Dans celui de Blâmont, où le nombre des prêtres abdicataires finit par atteindre 49 en thermidor, l'agent national prétendait que la religion s'oubliait, que les « préjugés » se perdaient dans les campagnes : pourtant, la Société populaire et le Comité de surveillance de Blâmont constataient encore en floréal que beaucoup de citoyens affectaient de porter leurs habits les plus beaux les « ci-devant dimanches » et de se couvrir de « haillons » les décadis (*). Au vrai, tout semblait favoriser la déchristianisation. Outre 7 religieux sans emploi ni pension (**), 27 ex-religieuses ou converses, 6 anciens lais ou ermites et un organiste - tous tranquilles ou âgés et pauvres -, il ne restait que 5 ecclésiastiques non démissionnaires, sur lesquels 3 avaient cessé toutes fonctions et un s'était marié à Thionville ; le cinquième (***), personnage d'une conduite privée et publique immorale, avait été incarcéré pour propagande fanatique et exercice illégal du culte. Des 49 abdicataires, 6 (****) avaient été « exilés » à Dijon par le représentant Lacoste, sur une plainte de l'agent national de Sarrebourg, Anselme Jordy (*****) ; pour un septième, Uriot, de Frémonville, inscrit par suite d'un lapsus, l'Administration du district avait sursis au transfert ; un huitième, Verniory, de Gondrexange - si aimé de tous ses paroissiens qu'ils menaçaient de noyer son confrère Demange, de Herzing, en qui ils soupçonnaient à tort son dénonciateur - s'était mis à la recherche de Lacoste, à Metz et à Strasbourg, et échappait momentanément à la relégation. Fort mécontente de l'intempestive intervention de Jordy qui laissait planer un doute sur sa vigilance, plus occupée -disait-elle - des intérêts généraux de la République et de l'exécution des réquisitions que de misérables querelles théologiques, convaincue de l'innocence et du patriotisme des six exilés, l'Administration du district prit vigoureusement leur défense auprès de Lacoste. Eux-mêmes, par la plume de l'un d'eux, Kippeurt, envoyèrent de Dijon protestations sur protestations, réclamèrent justice et firent certifier leur bonne conduite par la municipalité de leur nouvelle résidence.

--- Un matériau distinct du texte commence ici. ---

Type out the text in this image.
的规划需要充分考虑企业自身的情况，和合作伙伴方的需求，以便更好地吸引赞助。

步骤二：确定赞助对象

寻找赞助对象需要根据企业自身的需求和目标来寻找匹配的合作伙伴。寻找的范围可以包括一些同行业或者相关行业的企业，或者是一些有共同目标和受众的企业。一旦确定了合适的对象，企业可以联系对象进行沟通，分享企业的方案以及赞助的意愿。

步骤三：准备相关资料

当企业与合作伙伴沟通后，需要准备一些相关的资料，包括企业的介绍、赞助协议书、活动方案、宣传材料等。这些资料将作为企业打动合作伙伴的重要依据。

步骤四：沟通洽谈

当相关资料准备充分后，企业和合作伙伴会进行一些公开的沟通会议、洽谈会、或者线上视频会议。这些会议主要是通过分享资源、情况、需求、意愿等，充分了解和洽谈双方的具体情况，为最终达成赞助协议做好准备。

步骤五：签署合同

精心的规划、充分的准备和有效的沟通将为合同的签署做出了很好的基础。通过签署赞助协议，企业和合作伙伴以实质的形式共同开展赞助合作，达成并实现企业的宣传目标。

(*) ADM, L 3158, L 3162. A Ogéviller, l'agent J.-F. Cuny avait du mal à détruire les objets « ennétophe et enferre » de la « superstissions » (ADM, L 604)
(**) Dont Saintignon, général des chanoines réguliers, paralysé.
(***) Sans doute Hubert Grody, de Reclonville.
(****) Jean-Antoine Kippeurt, François-Alexis David, Nicolas Cristallin, J.-B. Gabriel, Charles-Gaspard Laurent et François Claudon (ADM, L 744)
(*****) [...] ADM, L 611, L 621, L 623. L'agent national de Blâmont adressa de vifs reproches à son « frère et collègue » de Sarrebourg, qui aurait dû l'informer avant de porter ses accusations au représentant du peuple. Il « paraît avoir du temps de reste pour s'occuper de théologie », écrivait-il encore à Lacoste lui-même le 26 avril [1794]. Jordy répliqua bientôt qu'il pensait son collègue informé de la conduite de ces prêtres et qu'il avait cru prévenir son intention en les signalant à Lacoste dès qu'il avait vu celui-ci. La conduite de Jordy n'était pas très franche, quoi qu'il en dit : aux 8 curés exilés par Lacoste, il en avait ajouté 2 autres, de sa propre main, sur le texte de l'arrêté (ADM, L 547).

[p. 453]
[
Concernant les fêtes de l'Etre Suprême], sur Blâmont, ADM, L 610 et L 624, 29 prairial. Dans cette dernière ville, Descolin, juge au tribunal de district, composa une « Prière à l'Etre Suprême » (ADM, L 622).